アルドラとオウガはブラクの発言を聞くと戦闘態勢に入り、アルドラの肉体の負傷は既に完治していた。吸血鬼の中でも彼女は特別な能力を持ち合わせており、再生能力も高く怪我は完璧に治っていた。彼女は魔剣に手を伸ばすとオウガは拳を鳴らしてブラクと向き合う。

元七魔将である二人はブラクの能力を把握しており、敵にすると厄介な相手だとは理解しているがオウガとアルドラは対抗策を持っている。ブラクの方も自分一人ではこの二人を抑えきる事はできない事は承知しており、彼はここで自分の影の中に隠していた武器を取り出す。


「アルドラ……お前の七大魔剣「夜叉」は確かに強力だ。だが、お前の夜叉をも上回る力をこの剣は持っているぞ」
「何を馬鹿な事を……!?」
「この魔力は……馬鹿なっ!?」


ブラクの言葉を聞いてアルドラは訝し気な表情を浮かべたが、ブラクが取り出した漆黒の剣を見た瞬間、彼女の手にした七大魔剣「夜叉」が震え始める。
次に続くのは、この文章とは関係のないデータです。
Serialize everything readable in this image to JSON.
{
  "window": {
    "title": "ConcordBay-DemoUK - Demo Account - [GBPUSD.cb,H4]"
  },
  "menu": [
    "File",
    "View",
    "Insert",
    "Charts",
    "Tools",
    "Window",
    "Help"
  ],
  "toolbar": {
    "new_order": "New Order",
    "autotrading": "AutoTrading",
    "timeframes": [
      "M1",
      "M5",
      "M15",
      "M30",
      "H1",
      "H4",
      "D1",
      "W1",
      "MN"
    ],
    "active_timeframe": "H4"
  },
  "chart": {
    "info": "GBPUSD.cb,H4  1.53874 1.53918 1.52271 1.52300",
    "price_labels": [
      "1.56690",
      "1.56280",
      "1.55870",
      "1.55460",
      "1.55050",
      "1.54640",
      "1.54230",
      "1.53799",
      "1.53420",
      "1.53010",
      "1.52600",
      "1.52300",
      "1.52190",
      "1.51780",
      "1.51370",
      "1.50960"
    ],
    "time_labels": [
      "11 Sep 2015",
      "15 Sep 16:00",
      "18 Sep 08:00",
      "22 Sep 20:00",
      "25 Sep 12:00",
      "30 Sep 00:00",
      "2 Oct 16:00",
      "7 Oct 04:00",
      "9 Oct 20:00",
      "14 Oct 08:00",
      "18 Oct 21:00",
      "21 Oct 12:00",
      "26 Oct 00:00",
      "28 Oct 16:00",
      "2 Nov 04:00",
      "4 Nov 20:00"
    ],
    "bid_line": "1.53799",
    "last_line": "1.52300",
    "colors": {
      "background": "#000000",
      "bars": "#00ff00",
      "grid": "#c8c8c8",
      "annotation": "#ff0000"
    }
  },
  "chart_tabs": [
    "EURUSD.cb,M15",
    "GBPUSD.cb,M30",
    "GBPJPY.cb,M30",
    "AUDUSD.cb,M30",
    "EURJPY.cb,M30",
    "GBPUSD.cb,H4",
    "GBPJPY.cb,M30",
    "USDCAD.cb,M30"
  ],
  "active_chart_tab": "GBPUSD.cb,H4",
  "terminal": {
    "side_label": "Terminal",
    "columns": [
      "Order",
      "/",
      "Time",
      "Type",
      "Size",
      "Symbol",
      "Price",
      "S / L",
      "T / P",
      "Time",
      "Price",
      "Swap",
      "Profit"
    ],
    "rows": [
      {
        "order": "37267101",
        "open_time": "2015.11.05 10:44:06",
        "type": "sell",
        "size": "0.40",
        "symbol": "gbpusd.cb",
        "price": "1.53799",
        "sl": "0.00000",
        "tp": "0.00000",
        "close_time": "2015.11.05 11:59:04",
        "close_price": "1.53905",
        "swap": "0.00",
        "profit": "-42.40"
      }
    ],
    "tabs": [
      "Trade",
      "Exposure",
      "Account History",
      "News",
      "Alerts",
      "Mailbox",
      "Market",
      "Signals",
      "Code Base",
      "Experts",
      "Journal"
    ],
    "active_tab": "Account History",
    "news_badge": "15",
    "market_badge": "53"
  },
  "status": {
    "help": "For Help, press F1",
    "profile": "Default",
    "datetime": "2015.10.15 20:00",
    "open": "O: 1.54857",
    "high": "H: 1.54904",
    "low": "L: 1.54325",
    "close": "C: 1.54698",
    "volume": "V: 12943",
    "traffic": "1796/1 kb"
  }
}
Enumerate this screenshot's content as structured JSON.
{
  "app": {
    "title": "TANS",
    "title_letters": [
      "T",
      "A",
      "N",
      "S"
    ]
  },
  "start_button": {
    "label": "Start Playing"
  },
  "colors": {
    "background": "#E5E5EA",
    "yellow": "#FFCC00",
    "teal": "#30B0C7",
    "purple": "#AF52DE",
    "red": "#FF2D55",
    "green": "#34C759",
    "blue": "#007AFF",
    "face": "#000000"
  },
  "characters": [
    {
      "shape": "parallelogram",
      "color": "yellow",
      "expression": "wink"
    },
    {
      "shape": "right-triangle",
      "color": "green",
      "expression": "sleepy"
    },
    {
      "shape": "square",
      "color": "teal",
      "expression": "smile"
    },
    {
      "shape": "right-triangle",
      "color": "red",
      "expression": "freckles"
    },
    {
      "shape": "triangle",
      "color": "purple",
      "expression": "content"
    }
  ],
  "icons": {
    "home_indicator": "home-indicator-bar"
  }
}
まるで魔剣その物が怯えているかのように刃が振動し、その反面にブラクが取り出した漆黒の件は禍々しい魔力を放つ。


「冥途の土産に教えてやろう……この剣のかつての名前は「羅刹」そして今の時代の人間共は別の名前を名付けた。その名は……クリムゾンだ!!」


漆黒の剣をブラクが掲げた瞬間、刀身から黒い煙のような魔力が噴き出す。まるで黒雲のように魔力は上空へと拡散し、その様子を見ていたアルドラとオウガは唖然とした――





――冒険都市の上空に禍々しい魔力を放つ黒雲が広がる光景は都市内に存在する人間全員が確認し、この時に戦闘を繰り広げていたアルドラに洗脳された者達やレナ達の味方も何事かと空を見上げる。そして数秒後、この黒雲は恐るべき事態を引き起こす事になるなど誰も想像しなかった。